A living will, or an advanced health care directive, is a document whereby you communicate how you want to be treated in certain medical conditions. A living will may be used to express whether or not you wish to be given life-sustaining treatments (i.e., treatments that merely extend your life, but do not cure your condition) in the event you are terminally ill or injured, to decide in advance whether you wish to be provided food and water via intravenous devices ("tube feeding"), and to give other medical directions that may impact the end of life.
Living wills generally apply just to situations where the use of treatments may prolong your life for only a limited period of time and where not obtaining such treatment would result in your death. Living wills pertain only to those treatments (including artificial feeding if specified) aimed at prolonging your life - their use does not restrict the use of pain medications and other treatments that would relieve pain or otherwise make you more comfortable. Similarly, living wills do not determine your medical treatment in situations that do not affect your continued life, such as routine medical treatment and non life-threatening medical conditions.
Most importantly, a living will never denies an individual the ability to make his or her own medical decisions concerning his or her own health care. That is, as long as a person is able to do so, he or she may self-direct his or her own medical treatments (in consultation, of course, with treating physicians). A living will, however, is utilized to assure that an individual's health care directives are communicated in the event he or she is in the unfortunate position of no longer being unable to communicate his or her wishes, such as being permanently unconscious, brain damaged, or experiencing severe dementia.

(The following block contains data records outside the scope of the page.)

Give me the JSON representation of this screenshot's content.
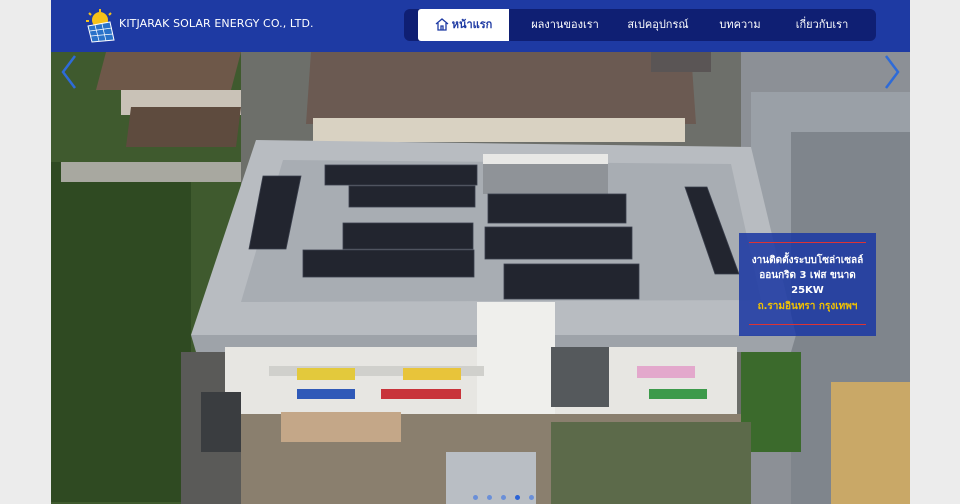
{
  "header": {
    "company_name": "KITJARAK SOLAR ENERGY CO., LTD.",
    "logo_icon": "solar-panel-sun-logo"
  },
  "nav": {
    "items": [
      {
        "label": "หน้าแรก",
        "active": true,
        "icon": "home-icon"
      },
      {
        "label": "ผลงานของเรา",
        "active": false
      },
      {
        "label": "สเปคอุปกรณ์",
        "active": false
      },
      {
        "label": "บทความ",
        "active": false
      },
      {
        "label": "เกี่ยวกับเรา",
        "active": false
      }
    ]
  },
  "slider": {
    "caption_line1": "งานติดตั้งระบบโซล่าเซลล์",
    "caption_line2": "ออนกริด 3 เฟส ขนาด",
    "caption_line3": "25KW",
    "caption_location": "ถ.รามอินทรา กรุงเทพฯ",
    "prev_icon": "chevron-left-icon",
    "next_icon": "chevron-right-icon",
    "slide_count": 5,
    "active_slide": 3
  },
  "colors": {
    "header_bg": "#1e3aa3",
    "nav_bg": "#0f1f73",
    "caption_bg": "#1e3aa3",
    "caption_accent": "#f2c200"
  }
}
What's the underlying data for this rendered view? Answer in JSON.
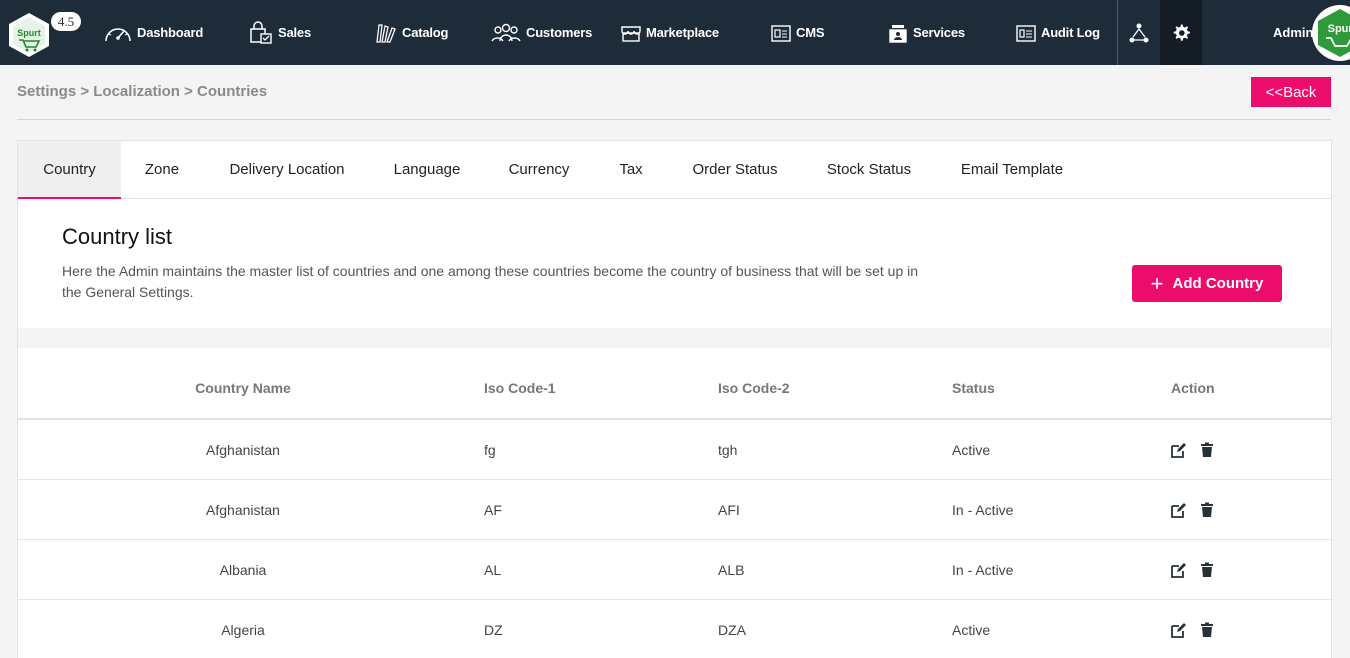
{
  "app": {
    "logo_text": "Spurt",
    "version": "4.5",
    "admin_label": "Admin",
    "accent": "#ec0c6c",
    "nav_bg": "#1e2b38"
  },
  "nav": [
    {
      "label": "Dashboard",
      "icon": "dashboard-icon"
    },
    {
      "label": "Sales",
      "icon": "sales-icon"
    },
    {
      "label": "Catalog",
      "icon": "catalog-icon"
    },
    {
      "label": "Customers",
      "icon": "customers-icon"
    },
    {
      "label": "Marketplace",
      "icon": "marketplace-icon"
    },
    {
      "label": "CMS",
      "icon": "cms-icon"
    },
    {
      "label": "Services",
      "icon": "services-icon"
    },
    {
      "label": "Audit Log",
      "icon": "audit-log-icon"
    }
  ],
  "breadcrumb": "Settings > Localization > Countries",
  "back_label": "<<Back",
  "tabs": [
    "Country",
    "Zone",
    "Delivery Location",
    "Language",
    "Currency",
    "Tax",
    "Order Status",
    "Stock Status",
    "Email Template"
  ],
  "active_tab": "Country",
  "list": {
    "title": "Country list",
    "description": "Here the Admin maintains the master list of countries and one among these countries become the country of business that will be set up in the General Settings.",
    "add_label": "Add Country"
  },
  "table": {
    "headers": {
      "name": "Country Name",
      "iso1": "Iso Code-1",
      "iso2": "Iso Code-2",
      "status": "Status",
      "action": "Action"
    },
    "rows": [
      {
        "name": "Afghanistan",
        "iso1": "fg",
        "iso2": "tgh",
        "status": "Active"
      },
      {
        "name": "Afghanistan",
        "iso1": "AF",
        "iso2": "AFI",
        "status": "In - Active"
      },
      {
        "name": "Albania",
        "iso1": "AL",
        "iso2": "ALB",
        "status": "In - Active"
      },
      {
        "name": "Algeria",
        "iso1": "DZ",
        "iso2": "DZA",
        "status": "Active"
      }
    ]
  }
}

Without such directives, your family may find it necessary to obtain court orders to deal with your medical situation.
10. What is a durable power of attorney for health care?
A durable power of attorney for health care, sometimes referred to as a health care proxy or a health care surrogate, is the appointment of a person to whom you grant authority to make medical decisions in the event you are unable to express your preferences. Most commonly, this situation occurs either because you are unconscious or because your mental state is such that you do not have the legal capacity to make your own decisions.
The durable power of attorney for health care differs from a living will in several ways. First, while a living will is a document used to express your preferences, in essence permitting you to make certain end-of-life health care decisions while you are still able to do so, the durable power of attorney defers those decisions to someone you appoint to act on your behalf. Second, while a living will is only activated in situations involving treatments aimed at prolonging life, the durable power of attorney for health care appoints someone to act on your behalf in making medical decisions whenever you are unable to do so, whether treatment is aimed only at prolonging life, or aimed at treating the illness or injury.
11. What is Probate?
Probate is simply the process by which, following your death, your assets are gathered, applied to pay debts, taxes and expenses of administering your estate, and distributed to your heirs. Probate is also the process by which titled property, such as real estate, automobiles and the like are re-titled to your beneficiaries.
In Pennsylvania, the probate process is formally supervised by courts, generally through the local county's Register of Wills. The direct responsibilities of probating a will, however, fall on the executor or personal representative - that is, the person named in the will to be responsible for the administration of the provisions of the will.
While the term probate is typically applied to the process of probating wills, the process is essentially the same for the assets of someone who dies intestate - that is, without a will. In those cases the court will appoint an administrator to supervise the administration of the estate consistent with Pennsylvania's laws of intestacy.